The popularity of liquid fertilizers in North America, especially liquid ammonia and urea ammonium nitrate solution (UAN) has led to the use of soluble thiosulphates to produce sulphur enhanced liquid fertilizers. Tessenderlo Kerley, a leader in speciality liquid fertilizers, has four main thiosulphate products, with ammonium, potassium, calcium or magnesium, with a sulphur content of 10-26% sulphur.
“The launch of new sulphur enhanced fertilizers continues. India has recently launched a new premium variety of urea coated with sulphur, which is known as ‘urea gold’.
Urea gold
The launch of new sulphur enhanced fertilizers continues. India has recently launched a new premium variety of urea coated with sulphur, which is known as ‘urea gold’. It was unveiled during a visit to Rajasthan by prime minister Narendhra Modi, and is being sold by one of India’s major state owned fertilizer companies, Rashtriya Chemicals and Fertilizers Ltd (RCF). The sulphur-coated urea has an analysis of 37% nitrogen (N) and 17% sulfur (S), and aims to serve two primary objectives: fulfilling sulphur requirements in Indian soils and enhancing nitrogen use efficiency (NUE), as the sulphur coating allows for a slower release of nitrogen, leading to prolonged nutrient availability during the plant’s growth cycle. India has low rates of NUE; only around 35% of nitrogen that is applied makes its way into crops. Urea gold is being marketed as a way of using less urea; 15kg of urea gold is equivalent to 20kg of conventional urea, according to the marketing literature. India has long struggled with overapplication of urea and lack of balanced nutrient management. As with the domestically produced neem-coated urea, the aim is also to try and make the country’s existing production of urea go further, reducing import demand.
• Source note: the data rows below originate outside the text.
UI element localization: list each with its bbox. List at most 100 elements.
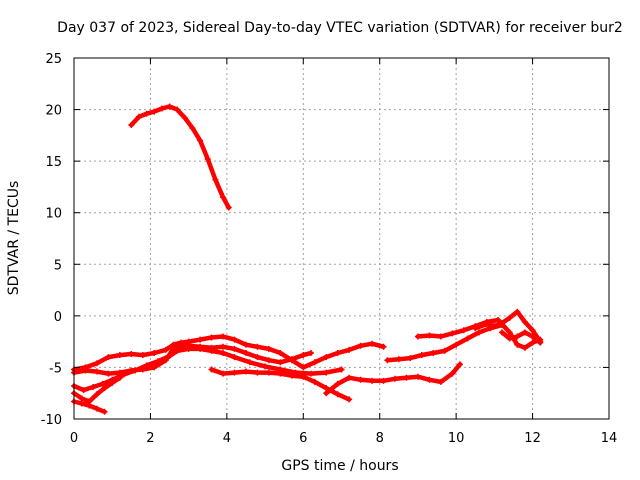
x-tick-label: 0 xyxy=(70,431,78,446)
data-point xyxy=(181,114,188,121)
y-tick-label: -5 xyxy=(49,361,62,376)
data-point xyxy=(197,137,204,144)
data-point xyxy=(109,379,116,386)
data-point xyxy=(151,108,158,115)
data-point xyxy=(220,194,227,201)
data-point xyxy=(380,377,387,384)
x-axis-label: GPS time / hours xyxy=(281,458,398,474)
data-point xyxy=(514,308,521,315)
data-point xyxy=(90,384,97,391)
data-point xyxy=(300,352,307,359)
data-point xyxy=(453,341,460,348)
data-point xyxy=(158,105,165,112)
data-point xyxy=(499,329,505,336)
data-point xyxy=(357,342,364,349)
data-point xyxy=(521,329,528,336)
y-tick-label: 20 xyxy=(45,104,62,119)
data-point xyxy=(300,364,307,371)
data-point xyxy=(151,349,158,356)
data-point xyxy=(174,106,181,113)
data-point xyxy=(407,355,414,362)
data-point xyxy=(346,374,353,381)
data-point xyxy=(307,370,314,377)
data-point xyxy=(476,329,483,336)
data-point xyxy=(464,335,471,342)
series-group xyxy=(71,103,544,415)
data-point xyxy=(135,113,142,120)
data-point xyxy=(78,395,85,402)
data-point xyxy=(506,314,513,321)
data-point xyxy=(403,374,410,381)
data-point xyxy=(521,344,528,351)
data-point xyxy=(384,357,391,364)
data-point xyxy=(346,396,353,403)
data-point xyxy=(242,341,249,348)
data-point xyxy=(521,319,528,326)
data-point xyxy=(139,352,146,359)
data-point xyxy=(93,368,100,375)
data-point xyxy=(246,359,253,366)
data-point xyxy=(537,339,544,346)
x-tick-label: 6 xyxy=(299,431,307,446)
data-point xyxy=(437,378,444,385)
data-point xyxy=(231,354,238,361)
data-point xyxy=(311,359,318,366)
x-tick-label: 2 xyxy=(146,431,154,446)
data-point xyxy=(254,354,261,361)
data-point xyxy=(225,204,232,211)
data-point xyxy=(166,103,173,110)
data-point xyxy=(254,369,261,376)
data-point xyxy=(441,347,448,354)
data-point xyxy=(128,122,135,129)
data-point xyxy=(86,402,93,409)
y-tick-label: -10 xyxy=(41,413,62,428)
data-point xyxy=(307,349,314,356)
data-point xyxy=(208,366,215,373)
data-point xyxy=(212,176,219,183)
data-point xyxy=(242,349,249,356)
series-line-0 xyxy=(129,104,232,210)
data-point xyxy=(277,359,284,366)
data-point xyxy=(178,342,184,349)
data-point xyxy=(99,380,106,387)
data-point xyxy=(323,385,330,392)
data-point xyxy=(105,354,112,361)
data-point xyxy=(430,349,437,356)
data-point xyxy=(80,387,87,394)
data-point xyxy=(120,371,127,378)
data-point xyxy=(288,372,295,379)
data-point xyxy=(220,333,227,340)
data-point xyxy=(105,370,112,377)
data-point xyxy=(346,346,353,353)
data-point xyxy=(155,358,162,365)
data-point xyxy=(204,156,211,163)
data-point xyxy=(166,353,173,360)
data-point xyxy=(151,364,158,371)
data-point xyxy=(514,333,521,340)
data-point xyxy=(220,349,227,356)
data-point xyxy=(514,341,521,348)
data-point xyxy=(449,370,456,377)
data-point xyxy=(334,380,341,387)
data-point xyxy=(277,349,284,356)
data-point xyxy=(369,340,376,347)
data-point xyxy=(495,316,502,323)
data-point xyxy=(456,361,463,368)
data-point xyxy=(265,357,272,364)
series-line-11 xyxy=(499,330,543,345)
data-point xyxy=(323,390,330,397)
data-point xyxy=(231,369,238,376)
y-tick-label: 0 xyxy=(54,310,62,325)
data-point xyxy=(93,405,100,412)
data-point xyxy=(185,345,192,352)
data-point xyxy=(101,385,108,392)
data-point xyxy=(472,325,479,332)
data-point xyxy=(418,352,425,359)
series-line-8 xyxy=(385,322,505,363)
data-point xyxy=(265,345,272,352)
data-point xyxy=(426,332,433,339)
data-point xyxy=(262,363,269,370)
data-point xyxy=(426,376,433,383)
data-point xyxy=(323,369,330,376)
data-point xyxy=(116,374,123,381)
According to local press reports, manufacturers of urea gold will be allowed to sell the fertilizer at a maximum retail price (MRP); a major boost for areas where soil contains less sulphur.
Still room for growth
While reliable statistics are hard to come by, total fertilizer sulphur nutrient consumption is estimated to be 12.2 million tonnes S, against a potential global requirement of 24 million tonnes S. This ongoing sulphur deficiency in soils, especially in parts of the developing world, where attempts to tackle SO2 pollution have been more recent and the effects are only now starting to be felt, needs to be tackled in order to achieve the kind of crop yields that the world will need in order to sustain a growing population.
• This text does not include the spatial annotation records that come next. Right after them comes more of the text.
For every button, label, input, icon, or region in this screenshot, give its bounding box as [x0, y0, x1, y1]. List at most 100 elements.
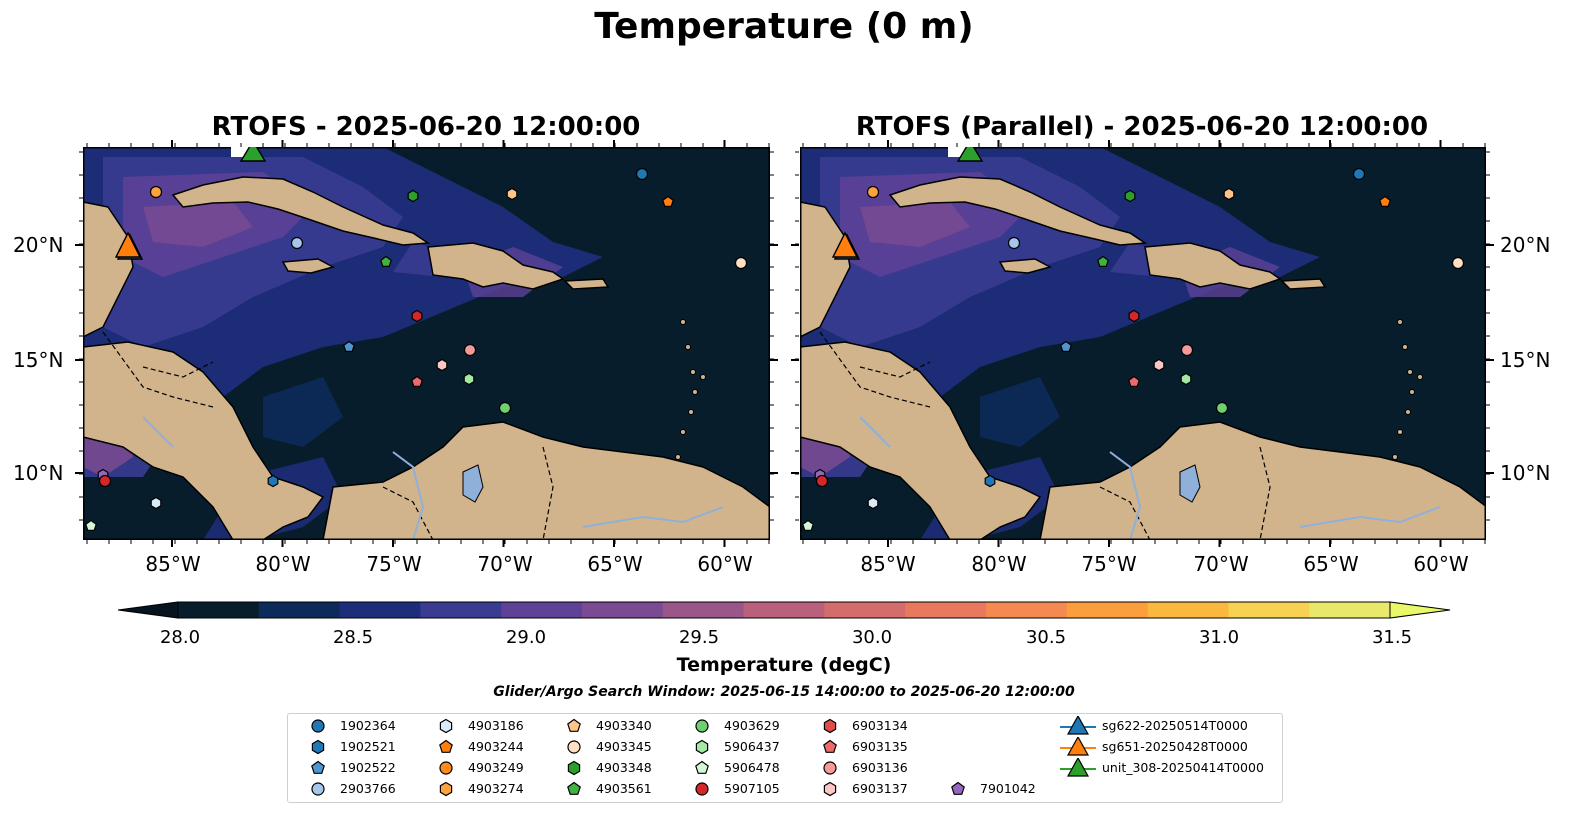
rtofs-parallel-argo-marker-10[interactable] — [1180, 343, 1194, 357]
legend-label: sg622-20250514T0000 — [1102, 718, 1248, 733]
rtofs-argo-marker-17[interactable] — [98, 474, 112, 488]
land-masses — [83, 176, 770, 540]
colorbar-tick-30-5: 30.5 — [1025, 627, 1067, 648]
legend-label: sg651-20250428T0000 — [1102, 739, 1248, 754]
rtofs-argo-marker-5[interactable] — [290, 236, 304, 250]
colorbar-band-14 — [1309, 602, 1391, 618]
argo-pentagon-icon — [567, 718, 581, 732]
rtofs-argo-marker-18[interactable] — [150, 496, 162, 510]
glider-triangle-icon — [1060, 737, 1096, 756]
rtofs-parallel-argo-marker-0[interactable] — [866, 185, 880, 199]
rtofs-parallel-argo-marker-18[interactable] — [867, 496, 879, 510]
legend-label: 6903137 — [852, 781, 908, 796]
glider-markers — [114, 147, 267, 260]
rtofs-parallel-argo-marker-19[interactable] — [802, 519, 814, 531]
rtofs-parallel-argo-marker-17[interactable] — [815, 474, 829, 488]
glider-triangle-icon — [1060, 716, 1096, 735]
argo-hexagon-icon — [567, 760, 581, 776]
legend-label: 4903629 — [724, 718, 780, 733]
legend-label: 4903561 — [596, 781, 652, 796]
rtofs-parallel-argo-marker-8[interactable] — [1128, 309, 1140, 323]
argo-pentagon-icon — [567, 781, 581, 795]
legend-label: 7901042 — [980, 781, 1036, 796]
legend-label: 4903274 — [468, 781, 524, 796]
rtofs-parallel-argo-marker-3[interactable] — [1223, 187, 1235, 201]
rtofs-argo-marker-10[interactable] — [463, 343, 477, 357]
colorbar-band-3 — [420, 602, 502, 618]
rtofs-argo-marker-1[interactable] — [635, 167, 649, 181]
rtofs-parallel-argo-marker-1[interactable] — [1352, 167, 1366, 181]
rtofs-argo-marker-11[interactable] — [436, 358, 448, 372]
legend-label: 5906478 — [724, 760, 780, 775]
rtofs-argo-marker-9[interactable] — [343, 340, 355, 352]
rtofs-parallel-argo-marker-2[interactable] — [1379, 195, 1391, 208]
lat-label-20n-left: 20°N — [13, 233, 64, 257]
legend-label: 4903244 — [468, 739, 524, 754]
rtofs-parallel-argo-marker-12[interactable] — [1180, 372, 1192, 386]
rtofs-argo-marker-13[interactable] — [411, 375, 423, 387]
rtofs-argo-marker-8[interactable] — [411, 309, 423, 323]
rtofs-parallel-argo-marker-15[interactable] — [984, 474, 996, 488]
rtofs-argo-marker-15[interactable] — [267, 474, 279, 488]
rtofs-argo-marker-6[interactable] — [380, 255, 392, 268]
argo-circle-icon — [695, 719, 709, 733]
rtofs-glider-sg651[interactable] — [114, 231, 142, 258]
lon-label-60w-left: 60°W — [697, 552, 753, 576]
rtofs-argo-marker-0[interactable] — [149, 185, 163, 199]
legend-label: 4903186 — [468, 718, 524, 733]
rtofs-argo-marker-3[interactable] — [506, 187, 518, 201]
rtofs-parallel-glider-sg651[interactable] — [831, 231, 859, 258]
legend-label: unit_308-20250414T0000 — [1102, 760, 1264, 775]
rtofs-argo-marker-4[interactable] — [407, 189, 419, 203]
rtofs-parallel-argo-marker-7[interactable] — [1451, 256, 1465, 270]
rtofs-glider-unit-308[interactable] — [239, 147, 267, 162]
legend: 1902364 1902521 1902522 2903766 4903186 49032… — [287, 713, 1283, 803]
lon-label-65w-right: 65°W — [1303, 552, 1359, 576]
colorbar-band-10 — [986, 602, 1068, 618]
rtofs-parallel-argo-marker-5[interactable] — [1007, 236, 1021, 250]
lon-label-75w-left: 75°W — [366, 552, 422, 576]
lat-label-10n-left: 10°N — [13, 461, 64, 485]
argo-hexagon-icon — [311, 739, 325, 755]
colorbar-tick-30-0: 30.0 — [851, 627, 893, 648]
legend-label: 6903136 — [852, 760, 908, 775]
legend-label: 1902364 — [340, 718, 396, 733]
rtofs-parallel-argo-marker-13[interactable] — [1128, 375, 1140, 387]
rtofs-parallel-argo-marker-6[interactable] — [1097, 255, 1109, 268]
map-panel-rtofs-parallel[interactable] — [800, 147, 1486, 540]
map-panel-rtofs[interactable] — [83, 147, 770, 540]
lon-label-80w-left: 80°W — [255, 552, 311, 576]
rtofs-parallel-glider-unit-308[interactable] — [956, 147, 984, 162]
legend-label: 6903135 — [852, 739, 908, 754]
rtofs-argo-marker-7[interactable] — [734, 256, 748, 270]
legend-label: 4903348 — [596, 760, 652, 775]
rtofs-argo-marker-2[interactable] — [662, 195, 674, 208]
colorbar-band-6 — [662, 602, 745, 618]
rtofs-argo-marker-14[interactable] — [498, 401, 512, 415]
colorbar-tick-31-5: 31.5 — [1371, 627, 1413, 648]
colorbar-band-2 — [339, 602, 421, 618]
rtofs-parallel-argo-marker-11[interactable] — [1153, 358, 1165, 372]
rtofs-parallel-argo-marker-14[interactable] — [1215, 401, 1229, 415]
argo-circle-icon — [311, 719, 325, 733]
panel-title-rtofs-parallel: RTOFS (Parallel) - 2025-06-20 12:00:00 — [855, 112, 1429, 142]
argo-circle-icon — [823, 761, 837, 775]
lon-label-85w-right: 85°W — [860, 552, 916, 576]
country-borders — [819, 331, 1271, 540]
legend-label: 1902521 — [340, 739, 396, 754]
temperature-colorbar — [118, 601, 1451, 619]
colorbar-band-1 — [258, 602, 341, 618]
colorbar-band-4 — [501, 602, 583, 618]
argo-circle-icon — [439, 761, 453, 775]
rtofs-parallel-argo-marker-9[interactable] — [1060, 340, 1072, 352]
lon-label-65w-left: 65°W — [587, 552, 643, 576]
argo-pentagon-icon — [695, 760, 709, 774]
legend-label: 2903766 — [340, 781, 396, 796]
lesser-antilles — [675, 319, 706, 460]
rtofs-parallel-argo-marker-4[interactable] — [1124, 189, 1136, 203]
rtofs-argo-marker-12[interactable] — [463, 372, 475, 386]
rtofs-argo-marker-19[interactable] — [85, 519, 97, 531]
legend-label: 4903249 — [468, 760, 524, 775]
argo-hexagon-icon — [823, 781, 837, 797]
colorbar-tick-29-5: 29.5 — [678, 627, 720, 648]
Indeed, sulphur fertilizers represent a potential bright spot amid general declining or plateauing use of fertilizer. Overall fertilizer demand is slowing in most markets as they mature, and efforts are taken to correct overapplication and fertilizer leaching into water courses. Indeed, consumption is falling in many major markets. The Chinese government aimed to stabilize fertilizer application rates at 2000 levels via its Zero Fertilizer Growth policy, but in fact a combination of environmental crackdowns and overcapacity led to a 15% fall in fertilizer use from 20152020. EU consumption fell by several percent over the same period due to a focus on nutrient use efficiency. Recent runs of high prices have also impacted on fertilizer demand as affordability has been low; IFA estimates that global fertilizer consumption dropped by 7.6% over 2021-22, recovering only around 4% this year. Looking forward, fertilizer use is expected to grow by 1-2% year on year out to 2027. However, for sulphur fertilizer the comparable increase is expected to be 3% per year, with Asia the largest source of new demand as sulphur deficiency is increasingly recognised and tackled.